TONG SOTHIDA is a fourth-year math major, another of the few Harpswell residents whose parents have had higher education. Her mother teaches physics and chemistry, and her father teaches history and geography. She says her parents want her to teach mathematics after she graduates from college, but she would like to continue her education in the U.S. or Singapore to pursue a master’s degree.
One unique aspect of the Harpswell dorm is community living, Tong says. Residents need to do housework in addition to mastering their majors, learning English, and discussing Cambodian current events. Furthermore, older residents assist the younger ones, especially in their major fields. For example, Tong teaches math in the dorm.
LOV KIMSRUNG is a fourth-year computer science major at the Royal University of Phnom Penh. She is the youngest of five children; her father sells construction materials and her mother owns a small business; neither of her parents have a college education.
Lov says her father strongly discouraged her from going to college. “Women should stay home and just take care of the family. College is a waste of time,” Lov recalls her father saying. But a cousin and two brothers supported her, Lov says, telling her parents that “she’s smart; why don’t you let her find her future?”
KHOEURN KIMLEANG just graduated from the Institute of Technology of Cambodia with a bachelor’s degree in chemical engineering and food technology. In November, she will begin her studies for a master’s degree in environmental engineering at the University of the Philippines, Diliman.

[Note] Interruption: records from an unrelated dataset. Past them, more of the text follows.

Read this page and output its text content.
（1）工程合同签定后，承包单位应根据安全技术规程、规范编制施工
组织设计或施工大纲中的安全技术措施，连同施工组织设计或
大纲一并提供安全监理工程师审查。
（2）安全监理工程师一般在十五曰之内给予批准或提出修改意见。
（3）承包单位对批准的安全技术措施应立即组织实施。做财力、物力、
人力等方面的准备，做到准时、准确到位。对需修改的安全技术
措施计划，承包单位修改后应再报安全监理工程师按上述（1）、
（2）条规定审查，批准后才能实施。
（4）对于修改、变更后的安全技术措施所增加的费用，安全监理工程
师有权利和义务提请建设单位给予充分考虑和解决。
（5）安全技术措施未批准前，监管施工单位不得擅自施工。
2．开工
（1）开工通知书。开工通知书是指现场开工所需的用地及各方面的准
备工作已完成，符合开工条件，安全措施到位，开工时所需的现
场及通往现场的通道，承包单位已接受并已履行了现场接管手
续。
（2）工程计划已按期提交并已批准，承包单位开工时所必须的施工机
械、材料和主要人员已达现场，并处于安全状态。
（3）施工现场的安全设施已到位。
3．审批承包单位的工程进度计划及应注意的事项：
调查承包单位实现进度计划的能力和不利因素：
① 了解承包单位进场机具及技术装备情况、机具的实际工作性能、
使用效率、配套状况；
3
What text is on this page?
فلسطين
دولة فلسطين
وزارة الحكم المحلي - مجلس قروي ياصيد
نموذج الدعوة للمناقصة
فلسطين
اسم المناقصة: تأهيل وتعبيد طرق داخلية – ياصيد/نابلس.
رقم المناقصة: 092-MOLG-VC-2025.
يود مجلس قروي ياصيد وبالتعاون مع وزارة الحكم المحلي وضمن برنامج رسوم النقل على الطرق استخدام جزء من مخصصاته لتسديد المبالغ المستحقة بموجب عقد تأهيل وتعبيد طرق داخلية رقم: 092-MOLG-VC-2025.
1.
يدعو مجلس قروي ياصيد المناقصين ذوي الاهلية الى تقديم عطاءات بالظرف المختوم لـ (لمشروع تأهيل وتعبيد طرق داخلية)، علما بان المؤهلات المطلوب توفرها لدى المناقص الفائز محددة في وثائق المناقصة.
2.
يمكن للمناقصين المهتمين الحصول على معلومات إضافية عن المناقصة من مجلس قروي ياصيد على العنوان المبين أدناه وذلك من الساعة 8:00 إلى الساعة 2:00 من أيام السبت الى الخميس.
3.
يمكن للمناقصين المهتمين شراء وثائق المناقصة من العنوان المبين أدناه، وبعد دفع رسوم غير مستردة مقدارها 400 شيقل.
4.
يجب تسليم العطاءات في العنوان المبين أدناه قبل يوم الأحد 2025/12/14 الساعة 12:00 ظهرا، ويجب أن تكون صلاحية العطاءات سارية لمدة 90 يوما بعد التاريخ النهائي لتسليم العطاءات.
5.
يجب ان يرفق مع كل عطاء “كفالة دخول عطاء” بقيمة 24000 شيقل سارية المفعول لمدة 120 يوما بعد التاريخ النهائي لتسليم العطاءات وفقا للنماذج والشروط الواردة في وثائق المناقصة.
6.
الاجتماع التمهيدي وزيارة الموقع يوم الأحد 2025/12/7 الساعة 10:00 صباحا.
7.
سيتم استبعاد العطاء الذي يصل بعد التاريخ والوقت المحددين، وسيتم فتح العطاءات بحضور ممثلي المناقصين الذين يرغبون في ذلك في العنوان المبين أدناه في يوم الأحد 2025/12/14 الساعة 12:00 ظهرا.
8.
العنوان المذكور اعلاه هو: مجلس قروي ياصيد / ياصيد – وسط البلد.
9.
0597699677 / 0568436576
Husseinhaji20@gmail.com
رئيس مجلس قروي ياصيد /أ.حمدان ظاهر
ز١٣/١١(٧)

In the meantime, Khoeurn is working on a United Nations Industrial Development Organization project to promote clean and sustainable production practices in Cambodian industries. For example, she has helped Ly Ly Food Industries, a Cambodian manufacturer of snack foods, reduce the amount of waste in their production by modifying the shape of the mixing vessel. The change reduced the waste from 40-50 kilograms per day to only 10-15 kilograms per day, saving about $800 per day in cost of ingredients.